Tell me if you have ever done this. Honestly, have you ever combed the scripture
repeatedly looking for a promise, or even a hint of a promise, of something you
already know doesn’t exist but urgently and fervently search for it
anyway. A part of you just not
understanding why you can’t find it or why so much of scripture even seems to
speak to an entirely different idea? It
occurs to me today that I have been doing that.
Actually, maybe I’ve been doing that for a lot longer than I’d like to
admit. Then today this word comes to
me. Just one. “WAIT” And in my mind I’m
exploring all of what that means. How
many of us like that word?
Seriously. Sometimes I think it
might actually qualify as a cuss word.
But somehow today the word is taking on an entirely different aura for
me. I might actually even be smiling,
feeling a burden and huge weight being lifted.

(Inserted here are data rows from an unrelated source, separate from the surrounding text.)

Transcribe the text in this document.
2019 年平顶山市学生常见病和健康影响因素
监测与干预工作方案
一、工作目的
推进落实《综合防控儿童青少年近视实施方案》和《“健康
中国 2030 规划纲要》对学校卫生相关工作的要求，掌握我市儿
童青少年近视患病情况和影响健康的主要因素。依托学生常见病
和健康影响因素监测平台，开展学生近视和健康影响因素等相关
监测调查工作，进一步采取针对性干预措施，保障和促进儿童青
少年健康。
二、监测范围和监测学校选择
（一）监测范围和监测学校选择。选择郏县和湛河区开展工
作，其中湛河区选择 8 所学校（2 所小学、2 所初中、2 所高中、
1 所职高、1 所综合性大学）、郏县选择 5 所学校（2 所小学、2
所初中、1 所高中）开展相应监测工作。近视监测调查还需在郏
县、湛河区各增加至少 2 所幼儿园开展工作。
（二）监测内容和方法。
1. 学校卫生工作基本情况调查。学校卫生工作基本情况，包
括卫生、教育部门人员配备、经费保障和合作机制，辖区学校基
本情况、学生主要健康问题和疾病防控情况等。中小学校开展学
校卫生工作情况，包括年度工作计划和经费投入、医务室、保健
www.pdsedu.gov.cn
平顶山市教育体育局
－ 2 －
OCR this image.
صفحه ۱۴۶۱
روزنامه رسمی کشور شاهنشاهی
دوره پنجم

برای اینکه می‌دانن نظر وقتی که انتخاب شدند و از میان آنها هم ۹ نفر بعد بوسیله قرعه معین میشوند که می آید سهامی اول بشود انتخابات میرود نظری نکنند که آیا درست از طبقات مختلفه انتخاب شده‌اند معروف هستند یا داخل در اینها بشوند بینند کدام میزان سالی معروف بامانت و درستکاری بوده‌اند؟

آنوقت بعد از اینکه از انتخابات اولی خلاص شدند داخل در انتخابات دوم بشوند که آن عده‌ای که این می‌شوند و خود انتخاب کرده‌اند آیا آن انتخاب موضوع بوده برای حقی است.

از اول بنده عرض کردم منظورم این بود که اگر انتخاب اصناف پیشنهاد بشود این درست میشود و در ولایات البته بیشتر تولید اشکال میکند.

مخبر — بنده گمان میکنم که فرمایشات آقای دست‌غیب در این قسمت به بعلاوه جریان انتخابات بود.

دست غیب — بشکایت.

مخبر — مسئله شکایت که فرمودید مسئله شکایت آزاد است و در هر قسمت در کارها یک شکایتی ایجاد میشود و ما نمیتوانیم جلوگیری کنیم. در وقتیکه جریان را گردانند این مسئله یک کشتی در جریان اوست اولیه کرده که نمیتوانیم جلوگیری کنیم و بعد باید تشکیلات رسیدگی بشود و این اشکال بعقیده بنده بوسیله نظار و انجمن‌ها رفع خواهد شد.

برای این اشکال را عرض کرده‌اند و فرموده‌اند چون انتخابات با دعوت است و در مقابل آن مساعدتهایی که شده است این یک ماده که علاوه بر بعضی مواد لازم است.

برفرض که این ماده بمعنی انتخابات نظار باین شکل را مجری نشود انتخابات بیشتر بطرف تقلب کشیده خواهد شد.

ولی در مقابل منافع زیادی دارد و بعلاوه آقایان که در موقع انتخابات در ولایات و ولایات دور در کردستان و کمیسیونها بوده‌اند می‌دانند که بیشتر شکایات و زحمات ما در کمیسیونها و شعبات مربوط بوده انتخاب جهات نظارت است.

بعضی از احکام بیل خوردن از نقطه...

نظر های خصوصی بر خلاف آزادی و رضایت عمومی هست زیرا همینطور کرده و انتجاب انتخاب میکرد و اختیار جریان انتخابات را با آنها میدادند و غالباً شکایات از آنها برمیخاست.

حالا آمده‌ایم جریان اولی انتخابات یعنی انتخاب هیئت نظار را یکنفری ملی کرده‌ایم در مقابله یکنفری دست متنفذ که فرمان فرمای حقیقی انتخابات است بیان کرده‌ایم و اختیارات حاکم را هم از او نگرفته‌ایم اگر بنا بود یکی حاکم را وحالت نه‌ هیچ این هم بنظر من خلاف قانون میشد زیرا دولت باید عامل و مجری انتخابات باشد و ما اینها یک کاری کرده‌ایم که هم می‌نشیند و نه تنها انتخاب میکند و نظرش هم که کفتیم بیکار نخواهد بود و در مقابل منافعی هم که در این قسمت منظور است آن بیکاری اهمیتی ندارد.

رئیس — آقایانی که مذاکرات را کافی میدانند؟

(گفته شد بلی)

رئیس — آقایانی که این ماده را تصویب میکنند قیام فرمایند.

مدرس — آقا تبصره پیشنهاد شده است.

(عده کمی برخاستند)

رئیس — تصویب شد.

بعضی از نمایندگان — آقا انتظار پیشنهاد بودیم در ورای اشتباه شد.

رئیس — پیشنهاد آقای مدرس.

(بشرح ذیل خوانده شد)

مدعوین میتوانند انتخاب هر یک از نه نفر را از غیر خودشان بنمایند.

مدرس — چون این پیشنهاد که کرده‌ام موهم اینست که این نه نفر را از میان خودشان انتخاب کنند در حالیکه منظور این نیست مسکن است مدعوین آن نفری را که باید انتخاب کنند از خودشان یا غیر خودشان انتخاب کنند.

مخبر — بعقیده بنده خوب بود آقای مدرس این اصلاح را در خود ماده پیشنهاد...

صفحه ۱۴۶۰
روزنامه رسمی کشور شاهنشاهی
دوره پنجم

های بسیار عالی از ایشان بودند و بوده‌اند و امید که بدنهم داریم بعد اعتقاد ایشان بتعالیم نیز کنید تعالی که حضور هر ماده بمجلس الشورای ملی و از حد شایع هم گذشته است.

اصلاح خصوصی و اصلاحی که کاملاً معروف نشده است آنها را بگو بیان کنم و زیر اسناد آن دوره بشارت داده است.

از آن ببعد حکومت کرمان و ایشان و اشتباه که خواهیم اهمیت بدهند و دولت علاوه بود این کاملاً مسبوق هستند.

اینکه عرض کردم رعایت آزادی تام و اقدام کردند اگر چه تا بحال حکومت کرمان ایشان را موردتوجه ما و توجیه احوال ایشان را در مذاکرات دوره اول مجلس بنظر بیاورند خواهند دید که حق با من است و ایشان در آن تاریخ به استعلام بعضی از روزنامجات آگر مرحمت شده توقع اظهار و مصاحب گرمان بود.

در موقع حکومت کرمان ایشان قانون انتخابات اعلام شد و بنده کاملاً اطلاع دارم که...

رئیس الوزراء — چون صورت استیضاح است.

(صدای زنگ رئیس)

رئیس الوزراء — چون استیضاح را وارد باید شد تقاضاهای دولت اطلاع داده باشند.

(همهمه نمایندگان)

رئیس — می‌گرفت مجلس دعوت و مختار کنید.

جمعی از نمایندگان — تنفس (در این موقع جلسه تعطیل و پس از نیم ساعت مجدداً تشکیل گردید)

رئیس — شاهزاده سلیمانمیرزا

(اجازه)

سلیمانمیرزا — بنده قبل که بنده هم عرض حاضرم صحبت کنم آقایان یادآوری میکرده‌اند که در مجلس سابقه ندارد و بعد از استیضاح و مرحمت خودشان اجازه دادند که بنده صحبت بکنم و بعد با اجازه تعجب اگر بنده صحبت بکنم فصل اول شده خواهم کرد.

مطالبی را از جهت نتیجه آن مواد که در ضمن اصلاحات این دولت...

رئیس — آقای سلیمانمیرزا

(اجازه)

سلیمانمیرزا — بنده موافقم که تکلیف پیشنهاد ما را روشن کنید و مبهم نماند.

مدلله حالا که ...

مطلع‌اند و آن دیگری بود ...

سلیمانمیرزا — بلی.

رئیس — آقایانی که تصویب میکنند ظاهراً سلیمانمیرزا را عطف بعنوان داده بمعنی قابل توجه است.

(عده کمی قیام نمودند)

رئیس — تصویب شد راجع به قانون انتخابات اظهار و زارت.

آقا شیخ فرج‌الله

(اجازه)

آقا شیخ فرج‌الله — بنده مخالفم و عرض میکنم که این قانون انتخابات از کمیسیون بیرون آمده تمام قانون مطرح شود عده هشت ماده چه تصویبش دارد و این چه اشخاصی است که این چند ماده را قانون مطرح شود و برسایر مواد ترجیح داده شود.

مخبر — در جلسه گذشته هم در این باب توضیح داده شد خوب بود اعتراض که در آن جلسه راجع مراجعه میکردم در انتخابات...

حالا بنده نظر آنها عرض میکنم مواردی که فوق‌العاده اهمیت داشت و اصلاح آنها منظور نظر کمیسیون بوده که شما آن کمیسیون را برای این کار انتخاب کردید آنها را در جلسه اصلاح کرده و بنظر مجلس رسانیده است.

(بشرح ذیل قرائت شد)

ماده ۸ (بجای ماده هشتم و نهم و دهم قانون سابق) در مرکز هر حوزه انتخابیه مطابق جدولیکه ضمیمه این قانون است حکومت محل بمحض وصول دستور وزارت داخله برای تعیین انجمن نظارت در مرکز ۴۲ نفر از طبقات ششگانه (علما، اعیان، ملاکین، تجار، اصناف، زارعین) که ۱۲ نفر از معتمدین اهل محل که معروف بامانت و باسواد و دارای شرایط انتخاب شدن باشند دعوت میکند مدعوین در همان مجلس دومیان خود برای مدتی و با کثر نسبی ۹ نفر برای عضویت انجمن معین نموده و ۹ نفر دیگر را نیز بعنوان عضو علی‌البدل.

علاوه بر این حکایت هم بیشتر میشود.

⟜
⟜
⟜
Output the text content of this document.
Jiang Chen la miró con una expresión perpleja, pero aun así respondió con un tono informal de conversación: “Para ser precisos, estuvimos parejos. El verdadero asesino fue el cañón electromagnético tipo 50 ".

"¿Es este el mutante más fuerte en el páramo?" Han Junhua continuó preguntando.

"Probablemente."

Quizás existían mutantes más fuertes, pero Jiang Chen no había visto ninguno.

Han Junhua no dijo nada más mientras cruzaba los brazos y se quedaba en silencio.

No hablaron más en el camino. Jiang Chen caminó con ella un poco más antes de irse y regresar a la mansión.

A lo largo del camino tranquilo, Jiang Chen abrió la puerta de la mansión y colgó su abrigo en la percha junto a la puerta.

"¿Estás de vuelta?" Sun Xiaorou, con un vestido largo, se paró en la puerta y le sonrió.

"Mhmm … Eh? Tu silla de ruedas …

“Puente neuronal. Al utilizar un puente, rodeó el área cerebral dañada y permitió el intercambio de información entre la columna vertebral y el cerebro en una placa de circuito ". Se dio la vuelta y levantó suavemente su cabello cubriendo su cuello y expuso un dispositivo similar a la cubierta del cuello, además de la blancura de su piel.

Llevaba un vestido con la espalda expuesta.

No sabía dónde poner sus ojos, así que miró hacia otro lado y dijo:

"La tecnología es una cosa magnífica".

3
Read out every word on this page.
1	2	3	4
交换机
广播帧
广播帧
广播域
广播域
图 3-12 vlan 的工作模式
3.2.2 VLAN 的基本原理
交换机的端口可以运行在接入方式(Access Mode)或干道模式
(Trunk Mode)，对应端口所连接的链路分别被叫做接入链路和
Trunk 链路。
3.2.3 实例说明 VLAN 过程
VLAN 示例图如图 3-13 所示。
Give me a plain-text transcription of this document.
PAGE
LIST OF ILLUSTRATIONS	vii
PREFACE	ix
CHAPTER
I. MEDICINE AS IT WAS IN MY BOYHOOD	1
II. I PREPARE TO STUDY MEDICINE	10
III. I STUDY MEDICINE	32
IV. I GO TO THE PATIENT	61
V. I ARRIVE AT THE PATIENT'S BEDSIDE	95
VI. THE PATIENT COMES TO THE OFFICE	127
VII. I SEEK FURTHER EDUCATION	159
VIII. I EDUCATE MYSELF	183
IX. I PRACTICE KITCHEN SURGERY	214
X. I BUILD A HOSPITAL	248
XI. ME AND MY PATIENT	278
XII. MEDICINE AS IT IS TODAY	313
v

You see, I feel like I’ve been
“waiting” for a LONG time. But today, I
realize, while yes in the strictest sense I have been waiting, I haven’t really been waiting. No, I’ve been filling up that waiting room
time trying to push the outcome through.
I’ve been trying to find the answer, move the obstacles, begging for an
earlier appointment, or at least a date that I can put my time on the calendar. I’ve even been searching the Father’s written
Word looking for an answer other than what I can see in front of me. Surely somewhere God promises me what I want
in this?
There was a time in my life that I read Psalm 27 on an
almost daily basis. How could I have
missed this last verse so entirely? “Wait
on the Lord, be of good courage and he shall strengthen your heart. Wait, I say on the Lord.” (New King James)
You see there comes a time when what you are doing is
nothing but chasing the wind. It makes
you crazy, exhausts you, and makes you useless for even menial daily tasks, let
alone the joyful life God intended for us.
This weekend I found myself giving myself permission to
really enjoy the things I love, to quit trying to create answers with my own harebrained
ideas. Do you know what I realized? Waiting doesn’t mean trying to make things
happen! There is no actual work in
waiting. Yes, I still made breakfast,
lunch, and dinner, did the laundry, cleaned the bathroom, put away toys, and
chased after two wily boys. I don’t mean
waiting cuts out the work in the physical sense, but in the “I have to make
something happen in planning for my future” sense. Waiting is just waiting. Maybe even watching a show or reading book
without that guilty feeling of not having accomplished anything that pushes you
toward that elusive appointment.
Nope, there’s nothing
I have to do to make what's coming happen.
Right now, I’m just supposed to wait.
So tonight, I’m resting in the joy of waiting.